The popularity as a term and process itself use to minimise any kind of rigid caste or community identity. The very popular leaders like Mahatma Gandhi, Jawahar Lal Nehru, Indira Gandhi, Narendra Modi emerge through making caste irrelevant in politics. They emerge leaders of large section of society, beyond the caste and community. Leaders like Nehru who belonged from Kashmiri brahmin family, in fact a minority, PM Modi who belongs from a family of Gujarati non dominant other backward caste, emerged as iconic leader and largely accepted by people of various castes, communities and regions.

It is interesting to observe that caste sustains in society and politics not through its rigidity but its flexibility. Due to its social flexibility, caste in politics and especially during elections forms alliance with other caste very easily and comfortably on many occasions.

Since election in democracy is determined by numbers, so every caste asserts its numerical power and includes its sub-castes to whom they use to keep distance in the social life. So, politics of democracy in one way keep promoting flexibility and dilute various kinds of caste-based rigidity while forming and reforming electoral groups during elections.

These realignment among caste and social groups in politics and election slowly evolves bhayichara among various caste groups based on political requirements and readjustment. But also, in this process, some dominant caste groups emerge as dominant by including small sub-castes of their own’ caste family’.

In this process, slowly these small subcastes also acquire political visibility and democratic value. Around two decades ago, when we use to go to the field, we use to hear various sub-castes of yadavas, but now its rare to listen such sub-caste based division while discussing politics in rural hamlets of North India.

To assert numbers, the leading section of these communities included their own sub-castes politically and that produced a political homogenisation of various sub castes of respective dominant castes. This process earlier started among upper castes and slowly transmitted to the dominant OBC communities.

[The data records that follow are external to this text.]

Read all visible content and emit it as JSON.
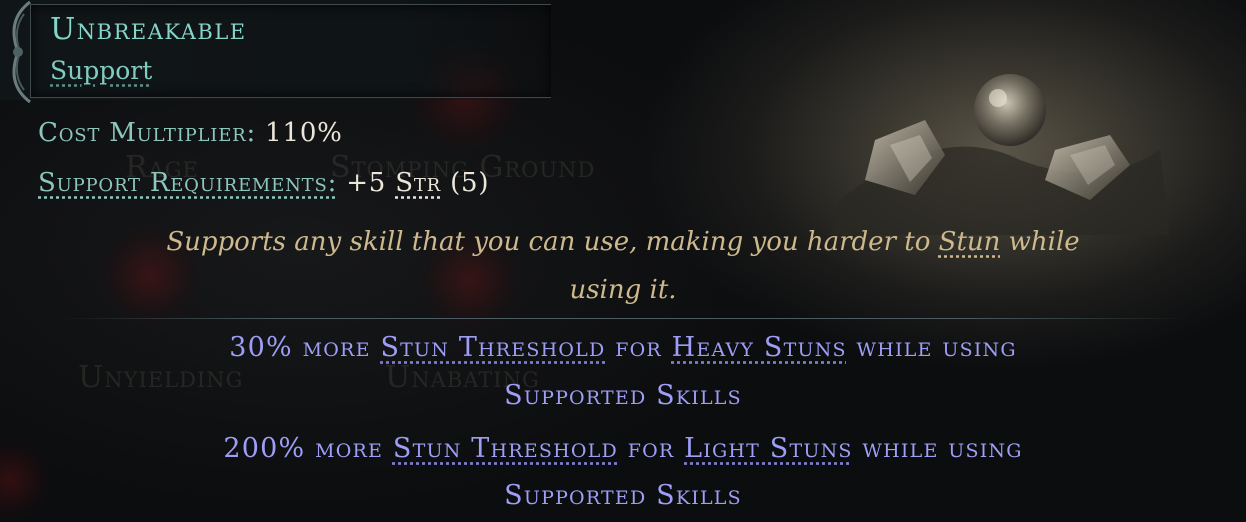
{
  "background": {
    "labels": [
      {
        "name": "bg-label-rage",
        "text": "Rage"
      },
      {
        "name": "bg-label-stomping-ground",
        "text": "Stomping Ground"
      },
      {
        "name": "bg-label-unyielding",
        "text": "Unyielding"
      },
      {
        "name": "bg-label-unabating",
        "text": "Unabating"
      }
    ]
  },
  "gem": {
    "name": "Unbreakable",
    "type": "Support",
    "cost_label": "Cost Multiplier:",
    "cost_value": "110%",
    "req_label": "Support Requirements:",
    "req_value_prefix": "+5",
    "req_attribute": "Str",
    "req_value_suffix": "(5)",
    "description_part1": "Supports any skill that you can use, making you harder to",
    "description_keyword": "Stun",
    "description_part2": "while",
    "description_line2": "using it.",
    "mods": [
      {
        "value": "30% more",
        "keyword1": "Stun Threshold",
        "mid": "for",
        "keyword2": "Heavy Stuns",
        "tail": "while using",
        "line2": "Supported Skills"
      },
      {
        "value": "200% more",
        "keyword1": "Stun Threshold",
        "mid": "for",
        "keyword2": "Light Stuns",
        "tail": "while using",
        "line2": "Supported Skills"
      }
    ]
  },
  "colors": {
    "gem_name": "#84d6ca",
    "label": "#8cc7bd",
    "value": "#ece6da",
    "description": "#cdb98c",
    "mod": "#9e9ef7"
  }
}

Like Yadava, this process also started among the communities like Kurmi, Kushwaha, Nishad, etc. in Northern part of India. But interestingly in initial phases of such homogenisation, the share in political representation largely remained centralised among numerically dominant sub castes of the respective caste. Slowly it trickled down to the smaller subcastes also.

The caste who gets socio-economic mobility, consequently, acquires capacity to aspire for their share in political power undergoes through the process of political homogenisation because that caste or social group need to claim for higher numerical strength. To increase its number, the caste includes its subcastes, who were differentiated on certain historical juncture- based on various occupation. The claim of various castes in many parts of India about their numbers today which we listen in deliberations of the leaders in these castes or social groups are basically emerged from this democracy produced phenomenon of political homogenisation. Most of these numbers of castes and communities which we hear have no concrete factual basis, they are also evolved either on assumption-based calculation or perceptional counting. Since we don’t have caste-based census in India, that is why these calculations contains huge speculative elements.

In the planning and management of parliamentary election 2024 these caste calculations play crucial role. These numbers and calculations have influenced the ticket distributions of various political parties in big way. The Congress and I.N.D.I. alliance have made caste as central discourse in this election, but they miss the fact that caste is half reality of Indian politics. Half-truth in both ways –in terms of its structure as well as functions.
That is why political forces who rely heavily on caste mobilisation in politics, most of the time fail in getting favourable results in politics of elections. The caste combining with other factors such as changing public aspirations and developmental desire of the people may help in effective mobilisation in democratic electoral politics in India.